LPS endotoxin in the blood can trigger immune priming in the brain (thus underpinning the immune priming theory of ME/CFS mentioned earlier):
Blood endotoxin may ‘prime’ microglia to neurodegenerative stimuli (such as amyloid β, tau or α-synuclein), or alternatively, neurodegenerative stimuli (such as aggregating amyloid β, tau or α-synuclein) may prime microglia to endotoxin challenge—either way they synergise to induce neurodegeneration.



LPS in the blood might also weaken immunity by causing immune tolerance:
Conversely, blood endotoxin may induce tolerance and decrease activation of microglia, which may reduce brain protective functions such as phagocytosis of protein aggregate or debris.



The paper's conclusions and general ideas on treatment options to reduce blood LPS levels:
Increased endotoxin is associated with neurodegenerative disease, and increased endotoxin can cause neurodegeneration, but whether neurodegenerative disease is caused by increased endotoxin is not known.

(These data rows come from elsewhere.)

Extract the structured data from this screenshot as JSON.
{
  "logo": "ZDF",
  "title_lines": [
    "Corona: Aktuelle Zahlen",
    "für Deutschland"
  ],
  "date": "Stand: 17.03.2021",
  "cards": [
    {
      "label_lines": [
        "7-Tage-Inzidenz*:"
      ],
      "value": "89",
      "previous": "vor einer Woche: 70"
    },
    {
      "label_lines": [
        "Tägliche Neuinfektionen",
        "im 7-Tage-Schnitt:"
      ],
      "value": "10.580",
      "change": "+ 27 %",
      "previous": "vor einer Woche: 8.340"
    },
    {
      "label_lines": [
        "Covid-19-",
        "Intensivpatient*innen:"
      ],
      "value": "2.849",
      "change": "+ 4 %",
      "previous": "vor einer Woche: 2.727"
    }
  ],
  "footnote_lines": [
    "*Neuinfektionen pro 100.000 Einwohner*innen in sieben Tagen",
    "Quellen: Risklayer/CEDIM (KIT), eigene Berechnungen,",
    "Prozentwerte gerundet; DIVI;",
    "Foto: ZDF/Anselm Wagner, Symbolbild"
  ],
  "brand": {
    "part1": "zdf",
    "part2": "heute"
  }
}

Testing this causal link depends on determining whether reducing endotoxin levels or endotoxin actions reduces neurodegenerative disease pathology. Possible means to do this and therefore potential treatment targets include:
  • (i) changing the gut microbiome to species with less or less-toxic LPS
  • (ii) reducing intestinal permeability
  • (iii) reducing peripheral, peridonatal and/or brain infections
  • (iv) reducing blood endotoxin levels
  • (v) reducing LPS actions on, or permeability across, the blood-brain barrier
  • (vi) inhibiting TLR4 or other LPS receptors
  • (vii) inhibiting endotoxin-induced microglial activation and neurotoxicity
 

Hip

Senior Member
Messages
17,867
Just discovered a possible connection between Dr Markov's kidney infection theory of ME/CFS that is detailed in this thread (where LPS and exotoxins leak into the bloodstream, causing ME/CFS according to his theory), and Dr Robert Phair's interest in the mutations of the IDO2 gene found in ME/CFS patients. @HTester

As I understand it, the mutations in the IDO2 gene often found in ME/CFS patients reduce the effectiveness of the IDO2 enzyme.

Well, this study found that IDO2 knock-out mice had increased production of inflammatory cytokines when exposed to LPS.

So this suggests people who have IDO2 mutations which reduce the effectiveness of IDO2 will be more susceptible to the pro-inflammatory effects of LPS in the bloodstream.